2026-05-03

Public chess evaluation caches looked like the obvious optimization. Lichess publishes hundreds of millions of Stockfish-evaluated positions. Stockpile builds a fast local, GCS, or S3-backed lookup layer over that export. If the position has already been analyzed, why run Stockfish again?

The answer is not “ignore the cache.” The answer is “do not erase the contract.”

Our production backfill contract is explicit: Stockfish 18, depth 18, MultiPV 3, with per-position time caps and reached-depth validation. The Lichess/Stockpile ecosystem is deeper on many rows, often advertised as Stockfish 16+ at depth 30+, but the data model stores depth, node count, and PV count per eval. It is not one uniform global promise.

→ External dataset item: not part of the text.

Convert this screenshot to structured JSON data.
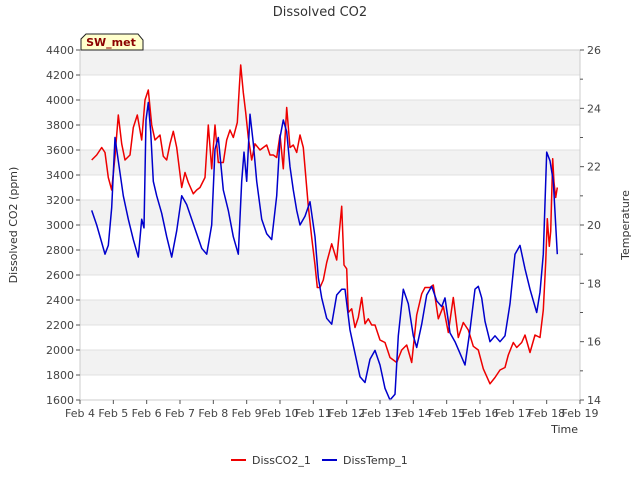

We also hit the operational side quickly. The public Lichess cloud-eval API is a one-position lookup endpoint with rate limits. In the first sampled probes from the personal-game tail, hit rate was low and the endpoint rate-limited from our network. That makes it a poor inline dependency for a broad production prepare step unless probing is incremental, bounded, and backoff-aware.

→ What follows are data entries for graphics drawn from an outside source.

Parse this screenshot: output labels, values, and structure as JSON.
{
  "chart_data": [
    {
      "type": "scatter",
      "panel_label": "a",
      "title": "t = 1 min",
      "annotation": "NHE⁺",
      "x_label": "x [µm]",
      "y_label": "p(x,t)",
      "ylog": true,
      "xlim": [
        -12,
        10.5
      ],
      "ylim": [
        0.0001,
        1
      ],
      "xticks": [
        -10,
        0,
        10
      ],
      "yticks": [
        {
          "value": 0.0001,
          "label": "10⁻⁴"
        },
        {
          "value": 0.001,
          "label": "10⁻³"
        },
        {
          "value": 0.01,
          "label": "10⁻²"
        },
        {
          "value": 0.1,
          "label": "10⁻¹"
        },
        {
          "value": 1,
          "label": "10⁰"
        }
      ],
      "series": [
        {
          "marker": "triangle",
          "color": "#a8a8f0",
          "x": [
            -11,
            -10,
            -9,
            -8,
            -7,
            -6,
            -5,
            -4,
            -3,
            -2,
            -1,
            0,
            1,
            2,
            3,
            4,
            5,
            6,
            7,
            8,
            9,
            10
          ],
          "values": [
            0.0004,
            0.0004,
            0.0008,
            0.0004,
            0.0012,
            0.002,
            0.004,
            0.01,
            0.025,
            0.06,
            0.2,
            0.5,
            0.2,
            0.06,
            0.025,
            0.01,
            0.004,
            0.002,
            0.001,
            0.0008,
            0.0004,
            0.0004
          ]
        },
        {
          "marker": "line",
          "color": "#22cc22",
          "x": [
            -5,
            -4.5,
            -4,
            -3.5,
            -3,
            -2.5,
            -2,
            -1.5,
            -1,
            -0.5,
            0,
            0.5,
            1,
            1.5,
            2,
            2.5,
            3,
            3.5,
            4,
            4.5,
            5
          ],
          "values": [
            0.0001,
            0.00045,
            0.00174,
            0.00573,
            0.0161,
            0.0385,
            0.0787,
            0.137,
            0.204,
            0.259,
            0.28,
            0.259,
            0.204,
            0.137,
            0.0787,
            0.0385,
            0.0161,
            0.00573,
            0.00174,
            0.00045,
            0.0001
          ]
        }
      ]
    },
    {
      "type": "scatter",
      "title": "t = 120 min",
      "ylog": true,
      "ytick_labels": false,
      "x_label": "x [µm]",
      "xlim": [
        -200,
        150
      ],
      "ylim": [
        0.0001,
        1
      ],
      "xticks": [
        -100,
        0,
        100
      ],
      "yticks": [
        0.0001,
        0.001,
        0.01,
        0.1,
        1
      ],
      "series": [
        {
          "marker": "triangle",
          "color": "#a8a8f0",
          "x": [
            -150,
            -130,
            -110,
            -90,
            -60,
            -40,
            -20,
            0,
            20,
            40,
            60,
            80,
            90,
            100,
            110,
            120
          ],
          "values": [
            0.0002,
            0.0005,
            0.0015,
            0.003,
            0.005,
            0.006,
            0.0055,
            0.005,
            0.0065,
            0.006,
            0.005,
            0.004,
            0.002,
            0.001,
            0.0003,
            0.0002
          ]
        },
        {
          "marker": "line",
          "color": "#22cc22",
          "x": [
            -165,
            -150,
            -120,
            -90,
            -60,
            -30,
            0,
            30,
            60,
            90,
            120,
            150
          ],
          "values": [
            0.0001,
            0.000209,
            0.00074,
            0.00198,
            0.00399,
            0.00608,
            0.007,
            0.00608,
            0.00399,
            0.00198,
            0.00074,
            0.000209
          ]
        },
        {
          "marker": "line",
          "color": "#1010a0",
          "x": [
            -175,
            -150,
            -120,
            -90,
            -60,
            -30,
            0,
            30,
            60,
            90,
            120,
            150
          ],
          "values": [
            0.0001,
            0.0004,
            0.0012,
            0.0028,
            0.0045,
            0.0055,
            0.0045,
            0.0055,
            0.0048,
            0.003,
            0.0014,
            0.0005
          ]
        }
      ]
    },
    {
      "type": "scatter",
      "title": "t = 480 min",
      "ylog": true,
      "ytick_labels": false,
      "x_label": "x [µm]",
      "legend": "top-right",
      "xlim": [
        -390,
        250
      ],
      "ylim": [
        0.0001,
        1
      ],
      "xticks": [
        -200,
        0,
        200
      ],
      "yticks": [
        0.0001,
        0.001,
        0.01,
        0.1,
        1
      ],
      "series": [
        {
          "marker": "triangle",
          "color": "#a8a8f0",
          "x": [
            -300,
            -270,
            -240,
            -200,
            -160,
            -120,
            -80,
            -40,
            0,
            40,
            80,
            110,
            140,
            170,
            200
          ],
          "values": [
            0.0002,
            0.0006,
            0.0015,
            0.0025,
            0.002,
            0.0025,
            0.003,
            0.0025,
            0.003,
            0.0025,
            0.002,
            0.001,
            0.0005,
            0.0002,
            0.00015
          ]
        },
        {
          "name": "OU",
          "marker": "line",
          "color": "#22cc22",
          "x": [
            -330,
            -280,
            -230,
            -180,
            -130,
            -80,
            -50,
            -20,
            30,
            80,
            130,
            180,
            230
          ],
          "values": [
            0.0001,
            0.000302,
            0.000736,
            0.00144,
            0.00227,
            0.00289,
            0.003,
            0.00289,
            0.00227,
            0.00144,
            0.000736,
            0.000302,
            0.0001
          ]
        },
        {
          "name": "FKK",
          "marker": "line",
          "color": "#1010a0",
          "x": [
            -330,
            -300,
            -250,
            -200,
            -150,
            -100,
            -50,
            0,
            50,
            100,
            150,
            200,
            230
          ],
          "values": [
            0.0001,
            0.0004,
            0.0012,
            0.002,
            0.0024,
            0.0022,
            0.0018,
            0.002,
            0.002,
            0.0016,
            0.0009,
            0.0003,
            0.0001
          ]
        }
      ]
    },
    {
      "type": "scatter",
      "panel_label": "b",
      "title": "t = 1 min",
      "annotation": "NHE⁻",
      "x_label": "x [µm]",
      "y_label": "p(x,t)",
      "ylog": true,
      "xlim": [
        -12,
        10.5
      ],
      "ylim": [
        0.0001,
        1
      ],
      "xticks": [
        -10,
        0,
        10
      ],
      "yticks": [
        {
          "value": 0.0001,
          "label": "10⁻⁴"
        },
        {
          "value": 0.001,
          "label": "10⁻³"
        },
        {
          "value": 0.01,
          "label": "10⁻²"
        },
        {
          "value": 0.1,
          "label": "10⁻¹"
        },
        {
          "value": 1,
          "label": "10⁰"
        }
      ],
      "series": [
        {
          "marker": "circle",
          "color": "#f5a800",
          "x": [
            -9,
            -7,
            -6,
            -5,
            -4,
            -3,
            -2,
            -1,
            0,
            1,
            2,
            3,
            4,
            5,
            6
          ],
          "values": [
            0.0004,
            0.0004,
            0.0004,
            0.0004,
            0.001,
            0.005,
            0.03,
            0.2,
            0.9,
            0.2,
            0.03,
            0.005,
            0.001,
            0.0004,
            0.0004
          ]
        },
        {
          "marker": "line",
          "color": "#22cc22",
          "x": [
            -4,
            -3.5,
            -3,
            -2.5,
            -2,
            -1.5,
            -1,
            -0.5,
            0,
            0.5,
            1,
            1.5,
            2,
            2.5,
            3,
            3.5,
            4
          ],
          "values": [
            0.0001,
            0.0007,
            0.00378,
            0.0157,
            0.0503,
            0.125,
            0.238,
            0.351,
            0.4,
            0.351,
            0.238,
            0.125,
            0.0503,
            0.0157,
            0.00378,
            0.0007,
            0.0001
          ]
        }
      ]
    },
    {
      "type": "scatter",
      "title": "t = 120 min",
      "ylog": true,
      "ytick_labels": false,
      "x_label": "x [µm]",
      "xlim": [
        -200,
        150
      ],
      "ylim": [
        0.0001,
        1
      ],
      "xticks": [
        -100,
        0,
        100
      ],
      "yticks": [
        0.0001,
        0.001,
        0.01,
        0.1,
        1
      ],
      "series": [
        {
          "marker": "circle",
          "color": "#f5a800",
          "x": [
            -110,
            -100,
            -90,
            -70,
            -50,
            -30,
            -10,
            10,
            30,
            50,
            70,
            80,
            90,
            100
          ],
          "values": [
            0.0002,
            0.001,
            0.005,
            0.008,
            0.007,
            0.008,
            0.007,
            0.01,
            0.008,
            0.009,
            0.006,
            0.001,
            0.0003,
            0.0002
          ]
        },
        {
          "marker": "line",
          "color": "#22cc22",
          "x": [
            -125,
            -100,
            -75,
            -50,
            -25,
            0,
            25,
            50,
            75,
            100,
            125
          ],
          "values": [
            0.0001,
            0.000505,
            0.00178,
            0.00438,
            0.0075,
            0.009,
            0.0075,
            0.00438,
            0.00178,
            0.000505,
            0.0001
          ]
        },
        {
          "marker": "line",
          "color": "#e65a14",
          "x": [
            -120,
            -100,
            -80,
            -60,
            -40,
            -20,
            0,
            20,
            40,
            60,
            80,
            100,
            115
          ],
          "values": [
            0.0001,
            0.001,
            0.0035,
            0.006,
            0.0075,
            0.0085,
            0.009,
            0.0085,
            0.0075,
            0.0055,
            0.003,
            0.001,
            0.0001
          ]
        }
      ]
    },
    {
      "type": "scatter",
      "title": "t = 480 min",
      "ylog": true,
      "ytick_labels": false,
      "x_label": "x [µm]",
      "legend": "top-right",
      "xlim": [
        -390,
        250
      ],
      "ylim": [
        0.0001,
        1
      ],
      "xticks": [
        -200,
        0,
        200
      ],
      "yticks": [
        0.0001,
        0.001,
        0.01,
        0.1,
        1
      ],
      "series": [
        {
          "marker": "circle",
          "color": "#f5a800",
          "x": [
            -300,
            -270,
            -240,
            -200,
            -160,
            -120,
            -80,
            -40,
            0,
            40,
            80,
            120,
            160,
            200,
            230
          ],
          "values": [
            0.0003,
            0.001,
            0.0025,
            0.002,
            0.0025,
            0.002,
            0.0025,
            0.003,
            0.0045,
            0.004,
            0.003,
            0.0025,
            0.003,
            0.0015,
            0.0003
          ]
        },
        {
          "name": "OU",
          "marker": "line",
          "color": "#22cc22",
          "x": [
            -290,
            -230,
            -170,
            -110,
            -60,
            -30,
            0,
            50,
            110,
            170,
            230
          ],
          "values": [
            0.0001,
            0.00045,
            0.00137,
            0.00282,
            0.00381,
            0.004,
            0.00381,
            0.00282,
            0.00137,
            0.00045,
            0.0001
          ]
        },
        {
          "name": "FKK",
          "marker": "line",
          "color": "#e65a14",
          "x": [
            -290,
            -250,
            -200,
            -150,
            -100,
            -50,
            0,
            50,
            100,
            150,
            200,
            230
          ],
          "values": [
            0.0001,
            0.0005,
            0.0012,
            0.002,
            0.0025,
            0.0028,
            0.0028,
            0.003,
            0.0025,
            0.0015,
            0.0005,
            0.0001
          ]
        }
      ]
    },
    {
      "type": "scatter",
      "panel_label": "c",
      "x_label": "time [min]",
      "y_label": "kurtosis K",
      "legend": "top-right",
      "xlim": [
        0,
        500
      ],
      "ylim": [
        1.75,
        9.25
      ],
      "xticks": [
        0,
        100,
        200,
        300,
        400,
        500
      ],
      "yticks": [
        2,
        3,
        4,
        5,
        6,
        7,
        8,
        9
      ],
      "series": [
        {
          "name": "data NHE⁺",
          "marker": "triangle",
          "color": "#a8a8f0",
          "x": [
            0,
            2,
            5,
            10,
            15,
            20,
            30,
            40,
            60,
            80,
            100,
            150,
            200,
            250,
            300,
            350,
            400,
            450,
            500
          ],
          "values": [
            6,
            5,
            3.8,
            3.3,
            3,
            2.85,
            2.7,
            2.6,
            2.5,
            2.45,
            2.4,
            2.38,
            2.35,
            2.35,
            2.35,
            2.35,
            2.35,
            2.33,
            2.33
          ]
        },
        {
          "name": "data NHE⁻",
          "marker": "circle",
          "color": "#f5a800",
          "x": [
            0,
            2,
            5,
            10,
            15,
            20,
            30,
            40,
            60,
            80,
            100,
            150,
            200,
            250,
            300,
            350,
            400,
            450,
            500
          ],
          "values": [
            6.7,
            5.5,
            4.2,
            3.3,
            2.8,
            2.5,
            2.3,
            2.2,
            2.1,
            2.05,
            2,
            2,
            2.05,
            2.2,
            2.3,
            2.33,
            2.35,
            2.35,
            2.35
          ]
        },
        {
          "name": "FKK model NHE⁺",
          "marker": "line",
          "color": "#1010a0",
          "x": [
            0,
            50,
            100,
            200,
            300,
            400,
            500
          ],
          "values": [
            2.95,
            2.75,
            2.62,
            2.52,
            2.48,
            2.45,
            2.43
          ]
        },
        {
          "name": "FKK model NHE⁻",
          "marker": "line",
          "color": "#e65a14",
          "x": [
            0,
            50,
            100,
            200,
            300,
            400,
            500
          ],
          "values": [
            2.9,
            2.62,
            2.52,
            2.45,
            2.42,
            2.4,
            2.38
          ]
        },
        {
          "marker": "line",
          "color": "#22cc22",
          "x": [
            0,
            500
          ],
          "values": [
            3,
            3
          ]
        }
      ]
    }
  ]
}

The system shape that survived was provenance-aware read-through:

local completed queue row -> public cache lookup -> Modal miss compute

The queue keeps the requested contract separate from the result that satisfied it: source, engine version, reached depth, requested MultiPV, result MultiPV, node count, and provider metadata. A public cache hit can be better than our miss compute, but it should say what it is. A Modal result can be cheaper and reliable, but it should not masquerade as a depth-36 cache row.

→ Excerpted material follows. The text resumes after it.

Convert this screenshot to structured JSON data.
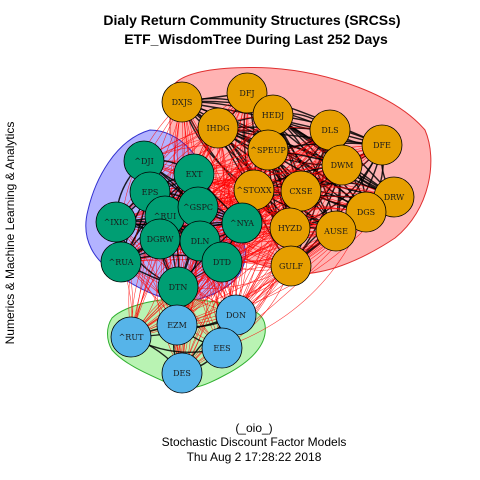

There is also no obvious public API for uploading arbitrary private Modal evals into Lichess cloud-eval. The official contribution path to Lichess compute is fishnet: run a worker, accept Lichess-assigned jobs, and return those results. If we publish our own evals, the right path is a provenance-rich JSONL export or private Stockpile-compatible overlay.

Free cached compute is only free when the cache contract, latency, rate limits, and provenance fit the product path.